Ingredients
Equipment
Method
- Combine the fresh breadcrumbs, heavy cream, and whole milk in a small bowl and let them sit for 5 minutes to soak.
- Preheat your oven to 350 degrees Fahrenheit.
- Add the ground beef, ground pork, egg, kosher salt, black pepper, garlic powder, and onion powder to a large mixing bowl. Mix just until combined, being careful not to overwork the mixture.
- Pour the soaked breadcrumb mixture into the bowl with the meat and fold everything together gently with a wooden spoon until evenly distributed.
- Add 2 tablespoons of ketchup to the meat mixture and fold it in until just combined.
- Press the mixture into a 9 by 5 inch loaf pan, smoothing the top with your spatula for even shaping.
- Whisk together the ketchup, brown sugar, apple cider vinegar, and Dijon mustard in a small saucepan over low heat until smooth. Spread this glaze evenly over the top of the meatloaf.
- Place the loaf pan in the preheated oven and bake for 50 minutes, or until a meat thermometer inserted into the center reads 160 degrees Fahrenheit.
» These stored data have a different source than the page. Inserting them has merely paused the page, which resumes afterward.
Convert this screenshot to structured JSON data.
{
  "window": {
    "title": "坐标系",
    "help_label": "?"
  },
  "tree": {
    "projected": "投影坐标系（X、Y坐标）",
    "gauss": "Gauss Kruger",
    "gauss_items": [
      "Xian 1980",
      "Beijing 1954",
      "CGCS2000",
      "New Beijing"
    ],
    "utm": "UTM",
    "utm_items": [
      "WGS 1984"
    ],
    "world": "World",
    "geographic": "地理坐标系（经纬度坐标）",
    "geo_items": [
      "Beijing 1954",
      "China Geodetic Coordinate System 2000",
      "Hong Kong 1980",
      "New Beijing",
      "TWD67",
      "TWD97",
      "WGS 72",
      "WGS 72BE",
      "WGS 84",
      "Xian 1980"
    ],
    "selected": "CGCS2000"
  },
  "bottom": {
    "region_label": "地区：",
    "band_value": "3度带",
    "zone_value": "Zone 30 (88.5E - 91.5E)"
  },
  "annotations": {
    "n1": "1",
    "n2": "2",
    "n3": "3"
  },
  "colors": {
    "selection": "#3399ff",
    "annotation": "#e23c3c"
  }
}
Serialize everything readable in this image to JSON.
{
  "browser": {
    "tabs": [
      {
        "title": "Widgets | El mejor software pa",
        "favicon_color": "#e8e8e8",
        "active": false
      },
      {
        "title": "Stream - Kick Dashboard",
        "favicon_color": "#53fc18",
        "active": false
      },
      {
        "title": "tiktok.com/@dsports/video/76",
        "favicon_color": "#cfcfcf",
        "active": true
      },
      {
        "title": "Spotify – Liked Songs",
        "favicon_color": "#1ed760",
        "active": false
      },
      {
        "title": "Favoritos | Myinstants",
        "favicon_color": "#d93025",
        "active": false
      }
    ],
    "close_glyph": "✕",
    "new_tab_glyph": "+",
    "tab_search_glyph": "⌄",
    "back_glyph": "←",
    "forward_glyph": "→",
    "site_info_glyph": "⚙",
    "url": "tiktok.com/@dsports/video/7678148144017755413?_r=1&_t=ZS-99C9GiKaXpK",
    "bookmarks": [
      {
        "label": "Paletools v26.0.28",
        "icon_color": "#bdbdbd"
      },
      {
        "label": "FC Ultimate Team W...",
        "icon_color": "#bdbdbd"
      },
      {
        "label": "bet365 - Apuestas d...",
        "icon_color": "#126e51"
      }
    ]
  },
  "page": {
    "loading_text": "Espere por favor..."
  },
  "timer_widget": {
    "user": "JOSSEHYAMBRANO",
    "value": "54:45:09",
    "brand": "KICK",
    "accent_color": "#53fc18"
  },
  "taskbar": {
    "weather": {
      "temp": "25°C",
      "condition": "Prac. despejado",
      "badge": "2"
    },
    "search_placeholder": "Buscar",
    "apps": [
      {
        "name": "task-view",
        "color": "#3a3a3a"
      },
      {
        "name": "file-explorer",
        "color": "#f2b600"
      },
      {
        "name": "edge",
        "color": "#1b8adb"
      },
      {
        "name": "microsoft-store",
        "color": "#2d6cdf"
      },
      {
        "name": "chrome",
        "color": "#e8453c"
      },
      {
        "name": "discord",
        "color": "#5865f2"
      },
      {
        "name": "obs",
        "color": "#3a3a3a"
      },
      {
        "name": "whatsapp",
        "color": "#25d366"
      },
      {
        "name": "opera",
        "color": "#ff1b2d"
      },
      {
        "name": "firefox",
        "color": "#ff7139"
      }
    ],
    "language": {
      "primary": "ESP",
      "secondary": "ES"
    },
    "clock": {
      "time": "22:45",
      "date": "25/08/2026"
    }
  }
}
- Remove the meatloaf from the oven and let it rest in the pan for 5 minutes before turning it out onto a serving platter and slicing.
Notes
Don't skip the breadcrumb soaking step as this is what separates this elegant version from standard meatloaf and keeps it incredibly moist. Use a meat thermometer to check doneness instead of relying on time alone. Mix the meatloaf gently to avoid developing a dense, tough texture. Let the baked meatloaf rest for a few minutes before slicing so the juices stay inside. Store cooled meatloaf in an airtight container in the refrigerator for up to 4 days or freeze for up to 3 months.